To be sure, biblical terms translated “holy” or “holiness” (qadosh, hagios) carry a strong secondary connotation of moral purity. But moral purity is not, first and foremost, what Scripture is talking about. Instead, the most basic meaning of the words is to be “set apart” or “dedicated” to God—to belong to God. “I will be your God, and you will be my people,” says Yahweh (Lev. 26:12; Heb. 8:10).
Thus, prior to any consideration of morality, biblical holiness describes a unique relationship that God has established and desires with his people.
This relationship has moral ramifications, but it precedes moral behavior.
Before we are ever called to be good, we are called to be holy. Unless we rightly understand and affirm the primacy of this relationship, we fall into the inevitable trap of reducing holiness to mere morality.(Joel Scandrett, “Holy to the Core: We’re Tempted by Moralism Because We’ve Forgotten What God Wants at the Center,” Christianity Today (Carol Stream, IL: Christianity Today International, 2007), 39.)

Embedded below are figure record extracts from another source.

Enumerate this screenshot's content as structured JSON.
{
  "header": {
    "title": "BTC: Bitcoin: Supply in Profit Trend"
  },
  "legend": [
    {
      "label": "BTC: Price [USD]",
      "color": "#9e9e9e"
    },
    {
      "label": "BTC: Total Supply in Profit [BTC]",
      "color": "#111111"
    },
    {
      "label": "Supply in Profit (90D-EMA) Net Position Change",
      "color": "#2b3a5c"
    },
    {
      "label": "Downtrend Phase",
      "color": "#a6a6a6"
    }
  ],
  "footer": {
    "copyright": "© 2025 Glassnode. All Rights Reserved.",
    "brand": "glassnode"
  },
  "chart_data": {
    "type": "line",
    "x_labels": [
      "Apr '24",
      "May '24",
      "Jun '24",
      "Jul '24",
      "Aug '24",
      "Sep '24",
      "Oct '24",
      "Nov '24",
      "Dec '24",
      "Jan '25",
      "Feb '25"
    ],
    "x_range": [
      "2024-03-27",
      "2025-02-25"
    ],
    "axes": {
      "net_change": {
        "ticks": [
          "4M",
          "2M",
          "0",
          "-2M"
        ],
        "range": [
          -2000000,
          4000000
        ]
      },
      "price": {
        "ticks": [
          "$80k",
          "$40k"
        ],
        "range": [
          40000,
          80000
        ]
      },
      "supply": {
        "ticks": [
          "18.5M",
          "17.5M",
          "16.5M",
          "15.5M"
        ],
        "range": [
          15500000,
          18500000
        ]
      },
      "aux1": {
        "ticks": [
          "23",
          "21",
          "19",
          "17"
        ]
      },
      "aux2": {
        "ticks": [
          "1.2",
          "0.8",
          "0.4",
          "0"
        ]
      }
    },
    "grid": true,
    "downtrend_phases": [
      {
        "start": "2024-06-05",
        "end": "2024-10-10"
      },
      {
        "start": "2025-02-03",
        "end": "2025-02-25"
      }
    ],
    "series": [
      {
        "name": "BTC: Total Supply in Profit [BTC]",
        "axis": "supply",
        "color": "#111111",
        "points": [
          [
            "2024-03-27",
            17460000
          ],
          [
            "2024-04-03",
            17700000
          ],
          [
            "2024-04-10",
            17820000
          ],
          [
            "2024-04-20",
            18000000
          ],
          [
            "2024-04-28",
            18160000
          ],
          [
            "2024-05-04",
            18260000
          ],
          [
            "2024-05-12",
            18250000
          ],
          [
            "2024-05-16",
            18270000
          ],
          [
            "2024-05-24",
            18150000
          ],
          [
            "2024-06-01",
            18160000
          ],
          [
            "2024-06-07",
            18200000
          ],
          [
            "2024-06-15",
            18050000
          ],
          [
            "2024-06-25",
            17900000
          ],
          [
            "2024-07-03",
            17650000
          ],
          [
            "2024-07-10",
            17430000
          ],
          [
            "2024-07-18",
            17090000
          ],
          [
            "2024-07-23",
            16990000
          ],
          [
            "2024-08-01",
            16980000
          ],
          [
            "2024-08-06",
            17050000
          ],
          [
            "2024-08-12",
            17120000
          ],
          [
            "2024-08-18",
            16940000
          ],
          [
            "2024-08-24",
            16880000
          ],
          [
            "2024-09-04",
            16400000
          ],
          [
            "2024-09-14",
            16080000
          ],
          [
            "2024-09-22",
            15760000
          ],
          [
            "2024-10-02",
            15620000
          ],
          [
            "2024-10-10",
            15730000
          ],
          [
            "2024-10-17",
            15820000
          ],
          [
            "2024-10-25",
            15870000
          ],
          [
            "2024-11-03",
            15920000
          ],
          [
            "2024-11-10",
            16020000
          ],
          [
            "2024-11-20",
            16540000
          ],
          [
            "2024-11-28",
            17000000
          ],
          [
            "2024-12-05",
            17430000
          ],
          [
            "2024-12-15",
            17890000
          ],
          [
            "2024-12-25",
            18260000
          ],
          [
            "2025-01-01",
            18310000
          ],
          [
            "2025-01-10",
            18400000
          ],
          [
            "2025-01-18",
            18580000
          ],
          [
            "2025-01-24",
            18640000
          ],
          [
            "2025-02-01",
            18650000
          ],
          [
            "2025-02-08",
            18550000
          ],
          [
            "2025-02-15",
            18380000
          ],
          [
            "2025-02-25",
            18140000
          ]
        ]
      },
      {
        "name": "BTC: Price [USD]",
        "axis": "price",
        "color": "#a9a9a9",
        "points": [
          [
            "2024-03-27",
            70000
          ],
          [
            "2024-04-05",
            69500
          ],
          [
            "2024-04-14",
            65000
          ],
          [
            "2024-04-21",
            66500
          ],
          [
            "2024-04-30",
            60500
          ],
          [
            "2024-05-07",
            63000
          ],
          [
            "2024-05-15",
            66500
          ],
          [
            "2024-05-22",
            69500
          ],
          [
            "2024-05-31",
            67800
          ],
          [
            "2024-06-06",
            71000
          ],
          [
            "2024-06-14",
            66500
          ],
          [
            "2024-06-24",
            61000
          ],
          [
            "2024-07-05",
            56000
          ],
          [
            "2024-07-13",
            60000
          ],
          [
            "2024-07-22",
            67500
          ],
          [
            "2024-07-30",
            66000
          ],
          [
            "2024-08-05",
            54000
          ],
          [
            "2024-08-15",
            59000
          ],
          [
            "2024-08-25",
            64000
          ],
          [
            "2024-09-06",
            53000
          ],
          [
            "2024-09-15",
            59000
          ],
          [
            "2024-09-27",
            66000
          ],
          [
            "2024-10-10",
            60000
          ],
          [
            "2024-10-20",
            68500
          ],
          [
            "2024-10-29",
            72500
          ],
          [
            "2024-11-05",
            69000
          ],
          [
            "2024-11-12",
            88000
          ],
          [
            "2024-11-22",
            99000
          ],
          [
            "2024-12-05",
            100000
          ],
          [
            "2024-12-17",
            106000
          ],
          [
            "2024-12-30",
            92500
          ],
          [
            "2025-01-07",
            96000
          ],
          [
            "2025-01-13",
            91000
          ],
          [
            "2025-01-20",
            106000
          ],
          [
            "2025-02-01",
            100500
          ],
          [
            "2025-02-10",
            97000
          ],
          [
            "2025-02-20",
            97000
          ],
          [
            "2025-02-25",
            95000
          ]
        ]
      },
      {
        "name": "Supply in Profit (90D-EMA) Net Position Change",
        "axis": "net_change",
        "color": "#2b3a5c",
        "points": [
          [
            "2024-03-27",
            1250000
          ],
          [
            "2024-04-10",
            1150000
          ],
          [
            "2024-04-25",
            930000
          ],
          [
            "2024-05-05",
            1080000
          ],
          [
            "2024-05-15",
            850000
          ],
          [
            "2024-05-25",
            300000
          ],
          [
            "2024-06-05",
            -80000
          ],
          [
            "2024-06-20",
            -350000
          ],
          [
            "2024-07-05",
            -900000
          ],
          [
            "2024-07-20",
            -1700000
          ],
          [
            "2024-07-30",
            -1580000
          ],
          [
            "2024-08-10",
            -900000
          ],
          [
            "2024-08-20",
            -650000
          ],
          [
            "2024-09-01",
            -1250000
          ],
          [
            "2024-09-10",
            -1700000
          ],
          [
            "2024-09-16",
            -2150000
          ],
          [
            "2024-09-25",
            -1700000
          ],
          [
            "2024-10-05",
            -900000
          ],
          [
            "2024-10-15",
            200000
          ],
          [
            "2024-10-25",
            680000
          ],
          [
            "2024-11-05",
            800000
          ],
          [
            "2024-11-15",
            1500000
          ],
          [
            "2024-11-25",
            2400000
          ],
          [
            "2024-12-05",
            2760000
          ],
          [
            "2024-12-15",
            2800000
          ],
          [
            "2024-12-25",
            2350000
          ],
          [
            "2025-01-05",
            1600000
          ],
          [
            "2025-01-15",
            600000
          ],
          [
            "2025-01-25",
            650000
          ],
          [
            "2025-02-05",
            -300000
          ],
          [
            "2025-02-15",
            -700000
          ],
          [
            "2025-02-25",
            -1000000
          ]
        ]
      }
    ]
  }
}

For many American evangelicals, “holiness” conjures up musty images of revival meetings, gospel trios, and old-time religion—along with stern prohibitions against drinking, dancing, and playing cards. And many are happy to leave these notions of holiness in the past. Yet even in our era of techno-savvy megachurches and postmodern emerging churches, holiness (when it is discussed at all) is often associated with moral behavior such as sexual purity, financial honesty, and commitment to private prayer.
While we’ve cast off old, legalistic notions of holiness, we’ve merely replaced them with private, moralistic notions.
We act as if holiness were either outdated or something that characterizes only a small (if important) part of our lives.
This is partly due to our quest for cultural relevance, which is defended in the name of winning others to Christ. If we talk about holiness with unbelievers, won’t that present just another hurdle for them to overcome on their way to Christ? For this and other reasons, we are rapidly forsaking our historic commitment to holiness.(Joel Scandrett, “Holy to the Core: We’re Tempted by Moralism Because We’ve Forgotten What God Wants at the Center,” Christianity Today (Carol Stream, IL: Christianity Today International, 2007), 39.)